The media treatment of Dr Carey’s cautious interview on Radio 4 and elsewhere serves to highlight this fear. The Times headline on coverage of the Archbishop’s comments read “Teenage after-sex pill backed by Carey”.

The Very Revd George Nairn-Briggs, Provost of Wakefield, and a member of the Board of Social Responsibility, told Church Times that “I do get a little exasperated when the only moral questions raised are those about sex”.

Of course, the Prime Minister’s original remarks were in the wake of the revelations about a 12 year old girl who had become pregnant by a 14 year old boy and the media does often equate morals with issues of sex. Nevertheless the official Church response does suggest an ambivalence if not incapacity to deal with principles and issues that go to the heart of value, dignity and purpose in God’s creation.

There is nothing new about media preoccupations and prejudice. Communication of the Good News and the need for repentance and reconciliation, both communal and individual, is an obligation for Christ’s Church not an optional extra.

In fact back in July one arm of the Church of England, the Board of Education, weighed into the public arena with some pointed criticism of the Government and the need for enhanced attention to a new moral purpose. On 2 July the Board of Education joined with the Bishops’ Conference Department for Catholic Education and Formation in a very public call for the Government to ensure changes to the National Curriculum.

The joint statement expressed the two Churches’ deep disappointment and concern “over the failure to place appropriate emphasis on spiritual and moral development in the consultation documents for the National Curriculum”. Now here was something concrete. The Church’s position was on the record (surely the Press Office is aware of just what it issued a couple of months ago?).

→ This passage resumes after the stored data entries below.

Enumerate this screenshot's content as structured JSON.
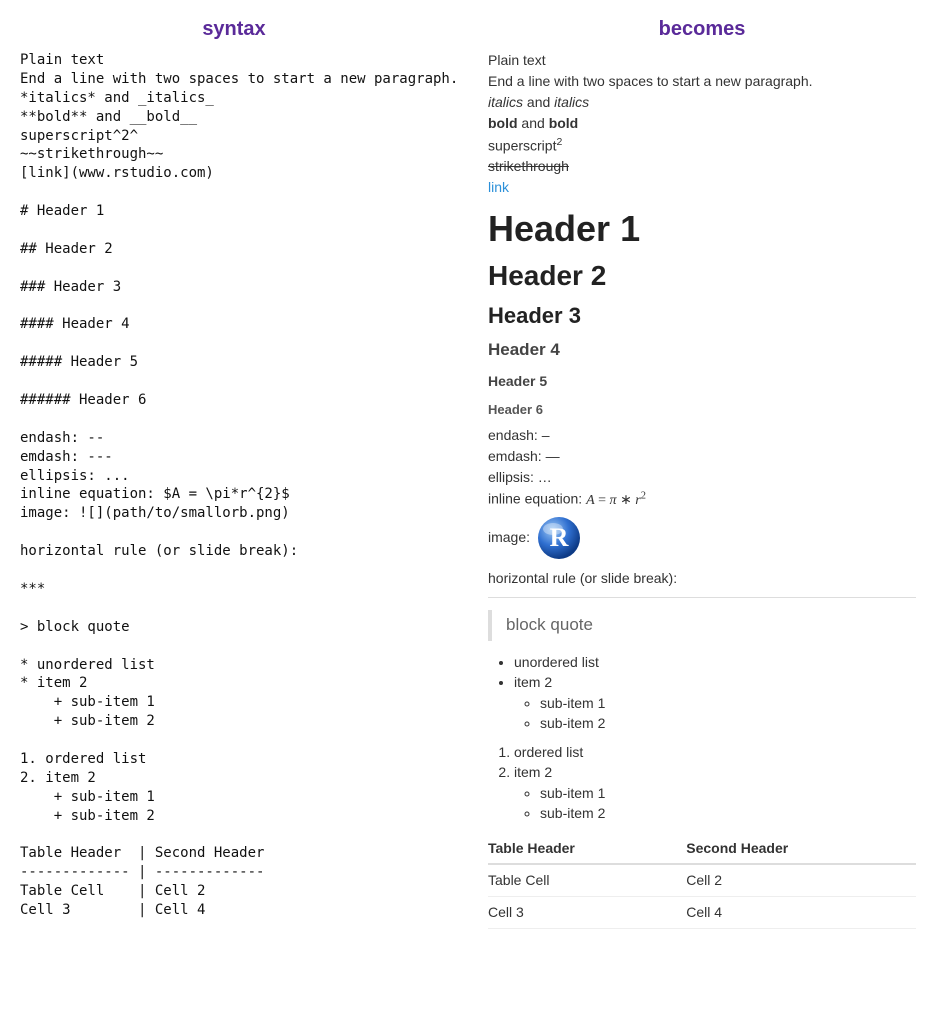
{
  "headers": {
    "syntax": "syntax",
    "becomes": "becomes"
  },
  "syntax_text": "Plain text\nEnd a line with two spaces to start a new paragraph.\n*italics* and _italics_\n**bold** and __bold__\nsuperscript^2^\n~~strikethrough~~\n[link](www.rstudio.com)\n\n# Header 1\n\n## Header 2\n\n### Header 3\n\n#### Header 4\n\n##### Header 5\n\n###### Header 6\n\nendash: --\nemdash: ---\nellipsis: ...\ninline equation: $A = \\pi*r^{2}$\nimage: ![](path/to/smallorb.png)\n\nhorizontal rule (or slide break):\n\n***\n\n> block quote\n\n* unordered list\n* item 2\n    + sub-item 1\n    + sub-item 2\n\n1. ordered list\n2. item 2\n    + sub-item 1\n    + sub-item 2\n\nTable Header  | Second Header\n------------- | -------------\nTable Cell    | Cell 2\nCell 3        | Cell 4",
  "rendered": {
    "plain1": "Plain text",
    "plain2": "End a line with two spaces to start a new paragraph.",
    "italics": "italics",
    "and": " and ",
    "bold": "bold",
    "super_prefix": "superscript",
    "super_exp": "2",
    "strike": "strikethrough",
    "link": "link",
    "h1": "Header 1",
    "h2": "Header 2",
    "h3": "Header 3",
    "h4": "Header 4",
    "h5": "Header 5",
    "h6": "Header 6",
    "endash": "endash: –",
    "emdash": "emdash: —",
    "ellipsis": "ellipsis: …",
    "eq_prefix": "inline equation: ",
    "eq_A": "A",
    "eq_eq": " = ",
    "eq_pi": "π",
    "eq_star": " ∗ ",
    "eq_r": "r",
    "eq_exp": "2",
    "image_label": "image:",
    "hr_label": "horizontal rule (or slide break):",
    "blockquote": "block quote",
    "ul": [
      "unordered list",
      "item 2"
    ],
    "ul_sub": [
      "sub-item 1",
      "sub-item 2"
    ],
    "ol": [
      "ordered list",
      "item 2"
    ],
    "ol_sub": [
      "sub-item 1",
      "sub-item 2"
    ],
    "table": {
      "headers": [
        "Table Header",
        "Second Header"
      ],
      "rows": [
        [
          "Table Cell",
          "Cell 2"
        ],
        [
          "Cell 3",
          "Cell 4"
        ]
      ]
    }
  }
}
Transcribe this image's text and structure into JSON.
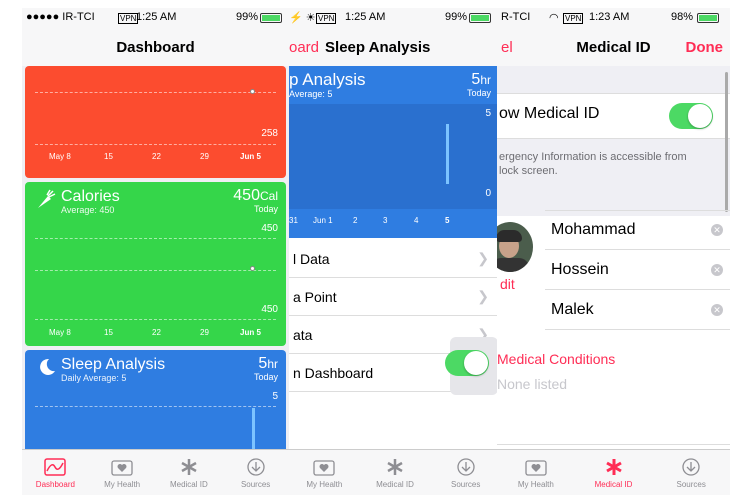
{
  "screen1": {
    "status": {
      "carrier": "●●●●● IR-TCI",
      "vpn": "VPN",
      "time": "1:25 AM",
      "battery": "99%"
    },
    "title": "Dashboard",
    "top_card": {
      "value_label": "258",
      "ticks": [
        "May 8",
        "15",
        "22",
        "29",
        "Jun 5"
      ],
      "color": "#fc4c2f"
    },
    "calories_card": {
      "title": "Calories",
      "subtitle": "Average: 450",
      "value": "450",
      "unit": "Cal",
      "period": "Today",
      "top_label": "450",
      "bottom_label": "450",
      "ticks": [
        "May 8",
        "15",
        "22",
        "29",
        "Jun 5"
      ],
      "color": "#35d64a"
    },
    "sleep_card": {
      "title": "Sleep Analysis",
      "subtitle": "Daily Average: 5",
      "value": "5",
      "unit": "hr",
      "period": "Today",
      "top_label": "5",
      "color": "#2f7de1"
    },
    "tabs": [
      "Dashboard",
      "My Health",
      "Medical ID",
      "Sources"
    ]
  },
  "screen2": {
    "status": {
      "vpn": "VPN",
      "time": "1:25 AM",
      "battery": "99%"
    },
    "back_label": "oard",
    "title": "Sleep Analysis",
    "card": {
      "title": "p Analysis",
      "subtitle": "Average: 5",
      "value": "5",
      "unit": "hr",
      "period": "Today",
      "top_label": "5",
      "bottom_label": "0",
      "ticks": [
        "31",
        "Jun 1",
        "2",
        "3",
        "4",
        "5"
      ]
    },
    "rows": [
      "l Data",
      "a Point",
      "ata",
      "n Dashboard"
    ],
    "tabs": [
      "My Health",
      "Medical ID",
      "Sources"
    ]
  },
  "screen3": {
    "status": {
      "carrier": "R-TCI",
      "vpn": "VPN",
      "time": "1:23 AM",
      "battery": "98%"
    },
    "cancel_label": "el",
    "title": "Medical ID",
    "done_label": "Done",
    "show_label": "ow Medical ID",
    "info_text": [
      "ergency Information is accessible from",
      "lock screen."
    ],
    "edit_label": "dit",
    "names": [
      "Mohammad",
      "Hossein",
      "Malek"
    ],
    "conditions_label": "Medical Conditions",
    "none_listed": "None listed",
    "tabs": [
      "My Health",
      "Medical ID",
      "Sources"
    ],
    "accent": "#ff2d55"
  }
}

The Government took heed of the criticism then and this could have been used by Dr Carey or any other church spokesman to highlight how the church has a contribution to make to any debate on a new moral purpose.

Unfortunately, the problem goes much further than poor communication and briefing practices. The proclamation and explanation of Church moral teaching across the whole range of human endeavour presupposes that a recognisable common moral theology is held by the Church. Lambeth ’98 and its fallout does not augur well for that assumption.

As Andrew Brown observed in his article “Here is a man whose entire adult life has been spent preaching, but his message to the TODAY programme is that he has nothing to say because no one would take any notice if he said it.”

So even if the Church knows what it wants to say in any public debate on a new moral purpose there remains the question as to whether it really demonstrates the communication skills to articulate that teaching in an efficient and useful manner for the media and the wider society.

Martin Hislop’s doctoral thesis addresses issues of “Politics and the Pulpit”. He will be contributing a regular column on the Church’s involvement in politics and social issues.